Ever since The Strokes wowed the English press with their debut EP and subsequently earned a hefty sum when they signed to RCA in the States, making it big in England has become a prerequisite for any non-nü metal guitar band hoping to gain major label interest in the U.S. The process invariably involves the following: a limited edition single or EP to build anticipation, a few frothing live reviews, followed by a band profile in the NME. At first, the approach worked mainly because the British outlets tended to exercise a degree of quality control, promoting only those bands that they deemed worthy of hype. The Strokes, The White Stripes, and The Hives seemed to pan out to everyone’s satisfaction. However, increasingly, the NME and other British publications seem more interested in arbitrarily asserting their newfound power as opposed to reserving it for quality groups. Thanks to the recent Datsuns, A.R.E. Weapons, and Jet debacles, the formula has become increasingly unreliable.
The Hiss are the latest group to be seized upon by the British press, but it would be a shame if they were dismissed by the skeptics as yet another unworthy band coasting on empty hype. For starters, this Atlanta four-piece doesn’t traffic in the leather-jacket clad garage that has cluttered the pages of the British music magazines of late, nor will you find them posing for fashion shoots or talking up wild drug-induced escapades in print. The Hiss prefer to let their starkly elemental rock ‘n’ roll command the attention. Taking the rhythmic crunch of the Stooges and the self-assured swagger of early Oasis, The Hiss build towering pop-rock gems, laden with guitars and supported by a rhythm section that rarely opts for subtlety when it can pummel you into submission.
Singer and principal songwriter Adrian Barrera is aware that his band is working within what some might term a traditional paradigm. However, this is clearly not something he feels the need to apologize for. If anything, he’s flattered by the frequent comparisons to vintage Oasis. “We look to them as role models in a way,” explains Barrera, “They had the balls to play these blatantly classic songs and then to just stand there—no running around or crazy costumes—and fucking blow you away. After we saw them live, we just said to ourselves, ‘we need to be able do that.’ It’s something we definitely aspire to.”
To that end, the band has not only opened for Oasis, but recruited their onetime producer, Owen Morris, to man the sessions for their debut album, Panic Movement, due in mid-August on Loog/Polydor in the UK. Admittedly, by continuing to reinforce their ties to the band, The Hiss do risk that some will misinterpret their intentions. “We never said to ourselves, ‘If we do all these things, then we’ll sound like Oasis.’ It was more like, ‘We already kind of sound like Oasis because we love them.’” According to Barrera, deciding to use their producer was really no choice at all. “Their records sound great and their producer is a big reason why they sound so amazing. It was really as simple as that.”

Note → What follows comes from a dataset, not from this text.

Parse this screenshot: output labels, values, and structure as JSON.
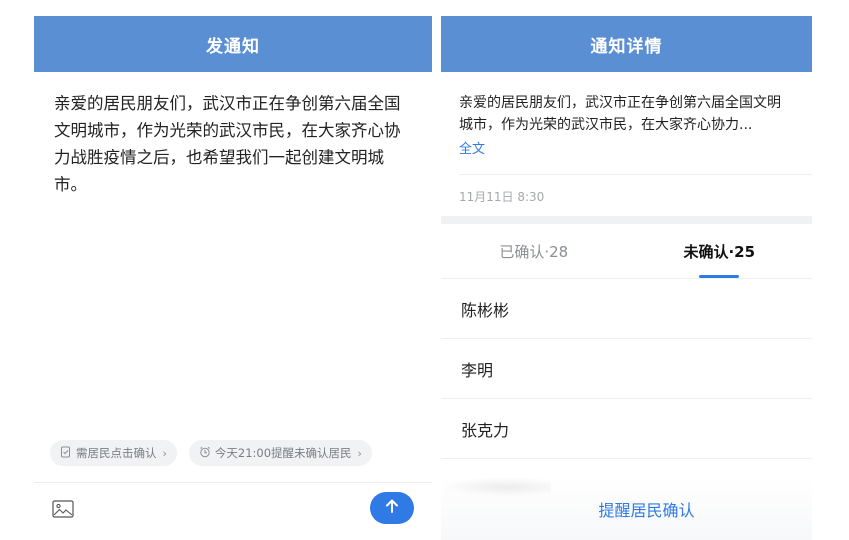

Of course, The Hiss didn’t always look to Oasis for inspiration. Barrera and drummer Todd Galpin got their start seven years ago by providing entertainment for soused students at the University of Florida. (Bassist Johnny Kral and guitarist Ian Franco were added to the lineup after the two moved to Atlanta.) “We were the assholes of Gainesville,” cracks Barrera. “We’d get wasted and wind up terrorizing house parties. We play using kitchen spoons if need be. I think people got fed up with us after a while.” But even then, the foundation of The Hiss’s sound was recognizable—albeit not quite as developed as the present model. “We were playing similar music—really basic, stripped-down rock ‘n’ roll, although a bit more New York Dolls. What we’re doing now is a bit more focused, I’d say.”
Thankfully, even though they’ve dispensed with the kitchen spoons, The Hiss haven’t matured too much. Songs like “Clever Kicks” and “Riverbed” rumble and writhe with high wattage intensity, kicking up a spirited ruckus while still flaunting their melodic hooks. Even the supposed ballads, like “Hard to Lose” and “Listen to Me”, maintain a nervous energy and avoid succumbing to the limp arrangements or generic lyrics that often plague slower numbers. Listening to Panic Movement, one does wonder if these songs are relevant in 2003. How their brand of straight-ahead rock ‘n’ roll will fare in a climate dominated by garage and nü metal is certainly up for debate, but Barrera himself doesn’t seem overly concerned. “I’m kind of bored with the whole garage rock thing, and maybe other people are too,” he muses. “Our attitude is there’s always room for great songs.”
For now, the release date for Panic Movement in the U.S. is anyone’s guess, as the band remains unsigned in the States at present. U.S. labels have noticeably cooled on signing whatever band the British publications are heralding as “the greatest band in the world” this week. But Barrera is hopeful that their imminent tour of the States will help them secure the right deal, as well as allow the doubters to see past the NME-approved tag. “There’s so much of this country that hasn’t seen us yet. We need to get out there and play. Then, once it’s done, we’ll have to sit down and weigh our offers and figure out who’s going to be in this for the long haul—and who’s just after the latest garage band.”